Лиза взяла протянутый телефон и долго разглядывала дряблое, покрытое татуировками тело. Оно лежало в сплетении проводов и капельных трубок, как паук в центре паутины. Затем девушка открыла следующую фотографию, где было лицо крупным планом. В устремленном в никуда взгляде застыли ужас и отчаяние. Он понимал, в какой ситуации оказался и не питал иллюзий. Раскаивался ли он? Это было неважно. Лиза никогда не думала, что чужое горе сможет вызвать у неё положительные эмоции. Она считала, что на такое способны лишь моральные уроды. Но сейчас она испытала если не радость, то облегчение. Словно с её плеч упали остатки тяжёлого груза, который она таскала три с лишним года. Словно до конца распахнулась дверка на свободу, и теперь она сможет начать жить заново, улыбаясь весне. Она перестала бояться.

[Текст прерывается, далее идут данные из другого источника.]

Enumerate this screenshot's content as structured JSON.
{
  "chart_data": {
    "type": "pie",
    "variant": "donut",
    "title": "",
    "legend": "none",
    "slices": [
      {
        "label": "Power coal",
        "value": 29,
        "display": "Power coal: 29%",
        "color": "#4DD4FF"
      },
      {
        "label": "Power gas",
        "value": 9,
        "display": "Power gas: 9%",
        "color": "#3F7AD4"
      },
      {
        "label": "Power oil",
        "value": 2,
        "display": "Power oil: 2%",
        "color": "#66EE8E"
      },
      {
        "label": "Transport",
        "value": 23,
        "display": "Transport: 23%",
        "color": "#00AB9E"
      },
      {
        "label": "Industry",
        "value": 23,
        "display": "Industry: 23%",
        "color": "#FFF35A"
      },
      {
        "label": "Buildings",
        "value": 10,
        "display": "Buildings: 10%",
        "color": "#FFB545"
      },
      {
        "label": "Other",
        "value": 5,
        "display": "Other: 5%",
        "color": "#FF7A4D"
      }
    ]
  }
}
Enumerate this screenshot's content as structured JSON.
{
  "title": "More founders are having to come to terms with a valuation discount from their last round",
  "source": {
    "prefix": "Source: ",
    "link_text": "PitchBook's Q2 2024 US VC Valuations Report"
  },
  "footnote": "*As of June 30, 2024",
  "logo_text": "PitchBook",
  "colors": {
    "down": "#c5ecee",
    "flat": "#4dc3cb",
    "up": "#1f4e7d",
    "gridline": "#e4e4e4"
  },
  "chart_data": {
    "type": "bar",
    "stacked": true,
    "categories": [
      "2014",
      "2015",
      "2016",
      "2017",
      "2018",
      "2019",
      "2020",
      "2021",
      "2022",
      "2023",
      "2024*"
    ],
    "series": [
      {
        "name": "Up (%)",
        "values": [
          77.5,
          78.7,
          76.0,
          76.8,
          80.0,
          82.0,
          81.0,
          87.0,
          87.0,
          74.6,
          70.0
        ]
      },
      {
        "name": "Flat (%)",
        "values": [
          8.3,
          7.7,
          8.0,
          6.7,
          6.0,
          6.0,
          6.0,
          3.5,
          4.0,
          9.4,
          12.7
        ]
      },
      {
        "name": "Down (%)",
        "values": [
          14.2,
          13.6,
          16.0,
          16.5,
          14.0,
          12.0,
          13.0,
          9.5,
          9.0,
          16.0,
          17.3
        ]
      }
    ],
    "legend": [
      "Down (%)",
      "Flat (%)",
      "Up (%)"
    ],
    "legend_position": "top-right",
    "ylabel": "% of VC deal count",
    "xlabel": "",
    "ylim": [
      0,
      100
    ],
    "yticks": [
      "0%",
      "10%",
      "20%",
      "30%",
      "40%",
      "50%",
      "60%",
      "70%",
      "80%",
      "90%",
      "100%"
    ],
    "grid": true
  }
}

-- А его нельзя отключить от всего этого. Ну, чтоб прекратить мучения, ведь это не жизнь, -- спросила Лиза, отдавая телефон.
-- Врачи верны клятве Гиппократа. И по закону это уголовная ответственность. Если только с согласия родственников, и то я не уверен. Но таковых у него нет. Только ждать, когда организм сам окончательно сдастся. Как ты думаешь, нужно рассказывать об этом Тарасу?
Девушка задумалась. Разум говорил, что нельзя быть такой жестокой, что парень итак получил сполна. Но чувства твердили иначе.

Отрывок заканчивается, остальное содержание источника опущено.